In the abrasive grain shaping device for a grindstone, the shaping roller is moved by the moving means at the same speed in the moving direction of the screw groove in accordance with the rotation of the grindstone in which the screw groove is formed.
The rollers abut on both side surfaces of the thread groove with uniform pressure. Therefore, the abrasive grains electrodeposited on both sides of the thread groove are uniformly crushed.

[Brief description of drawings]

FIG. 1 is an overall configuration explanatory view of an abrasive grain shaping device for a grindstone according to the present invention.

FIG. 2 is a partial cross-sectional explanatory view of an abrasive grain shaping device for a grindstone according to the present invention.

FIG. 3 is an explanatory diagram of an abrasive grain shaping state of the abrasive grain shaping method and apparatus for a grindstone according to the present invention.

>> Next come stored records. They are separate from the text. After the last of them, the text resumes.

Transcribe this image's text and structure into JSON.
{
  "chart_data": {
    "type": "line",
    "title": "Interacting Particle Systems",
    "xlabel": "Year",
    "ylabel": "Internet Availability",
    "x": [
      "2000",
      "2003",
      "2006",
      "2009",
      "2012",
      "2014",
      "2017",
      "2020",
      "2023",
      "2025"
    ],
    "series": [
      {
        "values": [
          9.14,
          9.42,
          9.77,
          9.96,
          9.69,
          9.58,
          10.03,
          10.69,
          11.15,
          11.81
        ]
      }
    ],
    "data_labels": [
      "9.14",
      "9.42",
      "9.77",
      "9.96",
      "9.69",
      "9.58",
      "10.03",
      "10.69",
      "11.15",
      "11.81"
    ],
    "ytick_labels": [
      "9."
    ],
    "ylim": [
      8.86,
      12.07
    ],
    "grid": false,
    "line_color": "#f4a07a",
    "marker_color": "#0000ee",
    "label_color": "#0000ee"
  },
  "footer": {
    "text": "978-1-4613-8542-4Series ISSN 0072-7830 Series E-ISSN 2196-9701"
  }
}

FIG. 4 is an explanatory diagram of an abrasive grain shaping state of the abrasive grain shaping method and apparatus for a grindstone according to the present invention.

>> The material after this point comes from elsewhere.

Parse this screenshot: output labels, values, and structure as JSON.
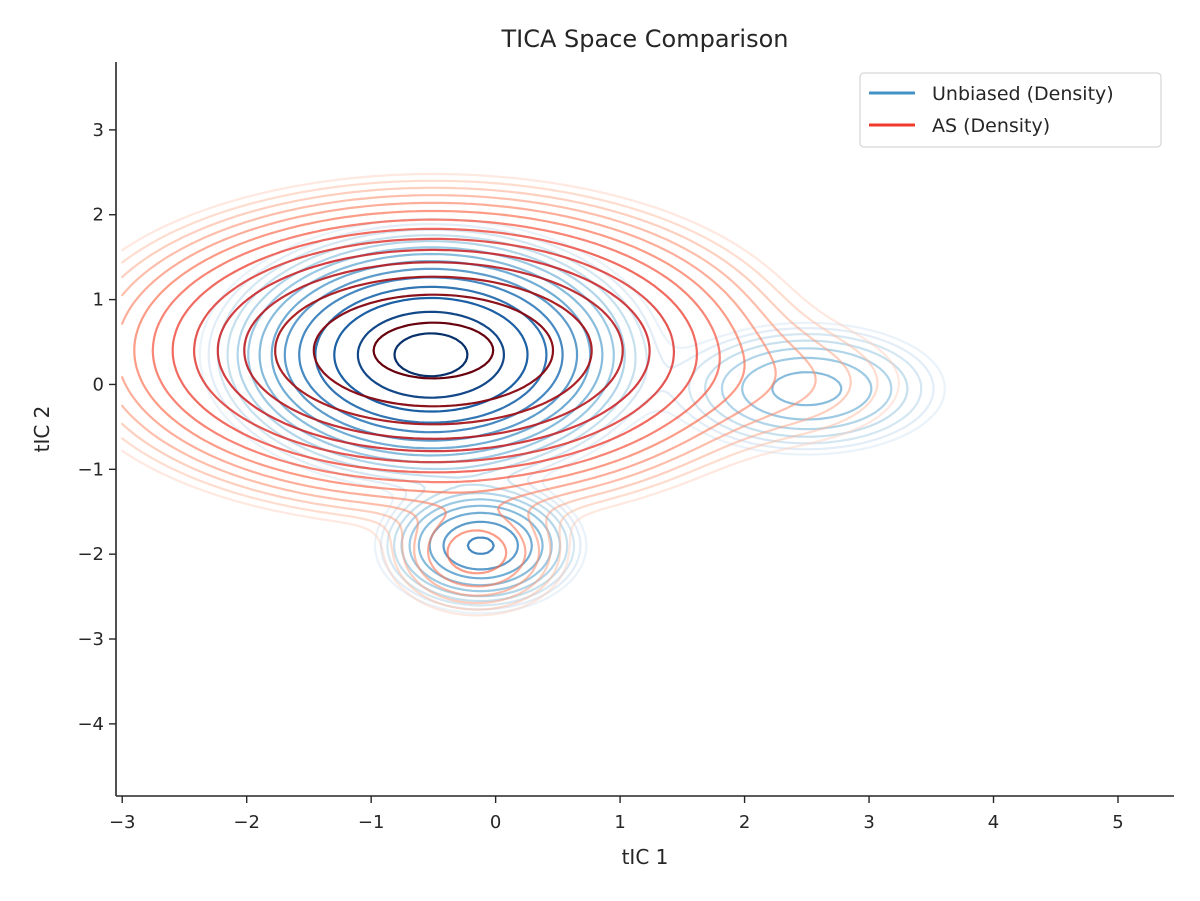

FIG. 5 is an explanatory view of an abrasive grain shaping state of an abrasive grain shaping method and apparatus for a grindstone according to the present invention.

FIG. 6 is an explanatory view of an abrasive grain shaping state of an abrasive grain shaping method and apparatus for a grindstone according to the present invention.

FIG. 7 is an explanatory diagram of an abrasive grain shaping state according to a conventional technique.

FIG. 8 is an explanatory diagram of an abrasive grain shaping state according to a conventional technique.

[Explanation of symbols]

 4, 58 ... Abrasive grains 8, 24 ... Whetstone 20 ... Abrasive shaping device 28, 64, 70 ... Shaping roller 38 ... Ball screw 62 ... Plain whetstone 66 ... Forming whetstone

Front Page Continuation (72) Inventor Yoshitaka Imae 1-10-1 Shin-Sayama, Sayama City, Saitama Prefecture Honda Engineering Co., Ltd. (72) Sadao Iri 1-10-1 Shin-Sayama, Saitama City, Saitama Prefecture Honda Engineering Ring Co., Ltd.

Claims (3)

[Claims] 1. A method for shaping ultra-hard abrasive grains, such as diamond and CBN, which are electrodeposited by a single layer on a metal grindstone base material, wherein the abrasive grain electrodeposited surface of the base material is rotated. A method for shaping an abrasive grain of a grindstone, which comprises pressing a shaping surface of an outer peripheral portion of the roller and rotating the same together with the base material. 2. The screw groove according to claim 1, wherein the outer peripheral surface of the roller is pressed against the abrasive grain electrodeposition surface of the base material having the thread groove formed on the outer peripheral surface thereof, and is rotated. The method for shaping abrasive grains of a grindstone, wherein the roller is rotated while being synchronously moved in the moving direction of. 3. A grindstone shaping device for a grindstone in which a superhard abrasive grain such as diamond or CBN is electrodeposited on a metal grindstone base material having a thread groove formed on the outer peripheral surface, the outer peripheral portion being shaped. A shaping roller having a surface configured in a shape corresponding to the thread groove, a roller support mechanism that rotatably supports the shaping roller, and the roller support mechanism of the thread groove of the grindstone that is rotationally driven. An abrasive grain shaping device for a grindstone, comprising: a moving unit that moves at the same speed in a moving direction.